On deterministic 1-limited 5′ → 3′ sensing Watson–Crick finite-state transducers

Finite automata and finite state transducers belong to the bases of (theoretical) computer science with many applications. On the other hand, DNA computing and related bio-inspired paradigms are relatively new fields of computing. Watson–Crick automata are in the intersection of the above fields. These finite automata have two reading heads as they read the upper and lower strands of the input DNA molecule, respectively. In 5′ → 3′ Watson–Crick automata the two reading heads move in the same biochemical direction, that is, from the 5′ end of the strand to the direction of the 3′ end. However, in the double-stranded DNA, the DNA strands are directed in opposite way to each other, therefore 5′ → 3′ Watson–Crick automata read the input from the two extremes. In sensing 5′ → 3′ automata the automata sense if the two heads are at the same position, moreover, the computing process is finished at that time. Based on this class of automata, we define WK transducers such that, at each transition, exactly one input letter is being processed, and exactly one output letter is written on a normal output tape.

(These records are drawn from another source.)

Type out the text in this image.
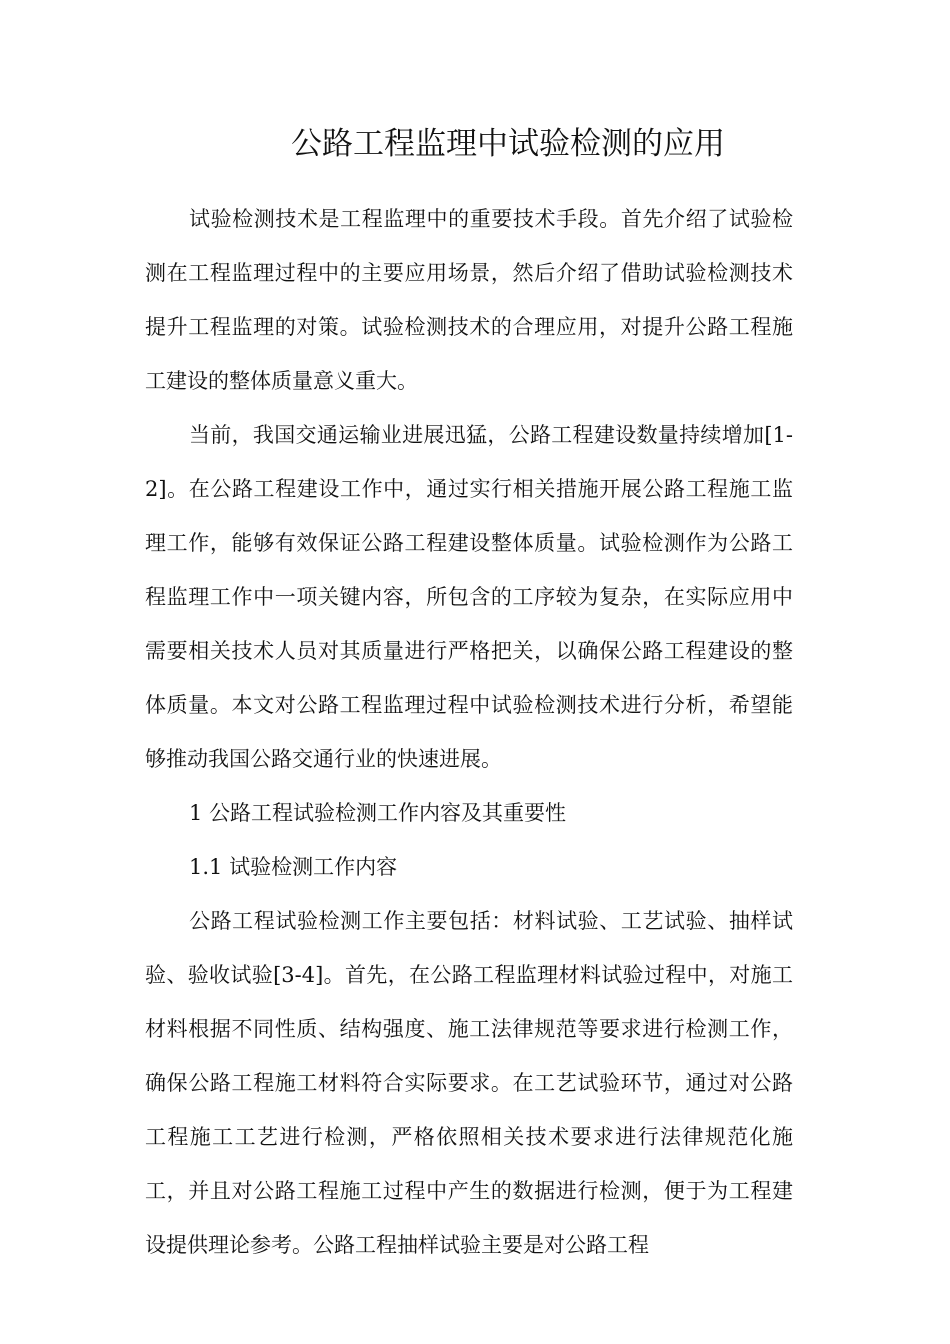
公路工程监理中试验检测的应用

试验检测技术是工程监理中的重要技术手段。首先介绍了试验检测在工程监理过程中的主要应用场景，然后介绍了借助试验检测技术提升工程监理的对策。试验检测技术的合理应用，对提升公路工程施工建设的整体质量意义重大。

当前，我国交通运输业进展迅猛，公路工程建设数量持续增加[1-2]。在公路工程建设工作中，通过实行相关措施开展公路工程施工监理工作，能够有效保证公路工程建设整体质量。试验检测作为公路工程监理工作中一项关键内容，所包含的工序较为复杂，在实际应用中需要相关技术人员对其质量进行严格把关，以确保公路工程建设的整体质量。本文对公路工程监理过程中试验检测技术进行分析，希望能够推动我国公路交通行业的快速进展。

1 公路工程试验检测工作内容及其重要性

1.1 试验检测工作内容

公路工程试验检测工作主要包括：材料试验、工艺试验、抽样试验、验收试验[3-4]。首先，在公路工程监理材料试验过程中，对施工材料根据不同性质、结构强度、施工法律规范等要求进行检测工作，确保公路工程施工材料符合实际要求。在工艺试验环节，通过对公路工程施工工艺进行检测，严格依照相关技术要求进行法律规范化施工，并且对公路工程施工过程中产生的数据进行检测，便于为工程建设提供理论参考。公路工程抽样试验主要是对公路工程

Some special cases are defined and analyzed, e.g., when only one of the reading heads is being used and when the transducer has only one state. We also show that the minimal transducer is uniquely defined if the transducer is deterministic and it has marked output, i.e., the output letter written in a step identifies the reading head that is used in that transition. We have also used the functions ‘processing order’ and ‘reading heads’ to analyze these transducers.